One day I was talking with a friend, (I use that term loosely because friends, in my humble opinion, should be someone you can talk to without risk of finding yourself in a later Facebook post. Although, truth be told many of us are guilty of this). This friend, while in front of me, nodded in agreement with me about the conversation we were having. However, the second she got home, she rattled off all the reasons my thinking was wrong to her Facebook friends …you know the ones with common ideologies, religious beliefs and political views.

She had every opportunity to disagree with me in person, while we shared a common space and trust, but she didn’t.

She didn’t put my name in her post because at that point I wasn’t a person. I was part of a broader conversation; a pawn to be used for political and societal purposes in who not to be. I was the point to be proven on faulty thinking and what is wrong with society.

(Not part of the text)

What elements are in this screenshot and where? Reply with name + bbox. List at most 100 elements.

What she did broke the trust in our relationship. And it broke me down. Her post did nothing but feed her ego. It affirmed her position through likes and agreeable comments. But it removed hope of two potential friends with the possibility of different viewpoints coming together in the common goal of unity.

THIS is why we can’t have healthy conversations.

THIS is why we can’t converse in productive ways.

THIS is why we are a polarized nation, devoid of unity.

It doesn’t need to be this way…

We can be united, despite our differences.

We can have different perspectives and still honor one another.

Unfortunately, our world doesn’t always see it that way. 

We live in a world where if someone does not look, think or act like you, than most assuredly they are wrong. We then penalize one another on our perceptions, hunches and biases.

Truth be told, I am over it, and you should be too because this mask we wear on Facebook is not who we really are. This is our highlight reel, our very best moments broadcast for all the world to see. When the reel isn’t playing, it’s our political, societal and religious biases affirmed through the people we’ve allowed to be Facebook friends. And affirm they do, because anyone with an alternate viewpoint has been cast out of the inner-circle that is our bias, or at a minimum, we’ve chosen to quiet their voice by removing them from our feed.

Something has got to give in order to get us back to the table – the table where we share food, and memories, differences, and commonalities. There must be a shift back to community, to dining together, to agreeing to disagree. We should be able to sit and have a meal together, a healthy conversation, and actually enjoy it.

It’s time to lift our face from our phones and look in a person’s eyes, moving toward the hope of a better future.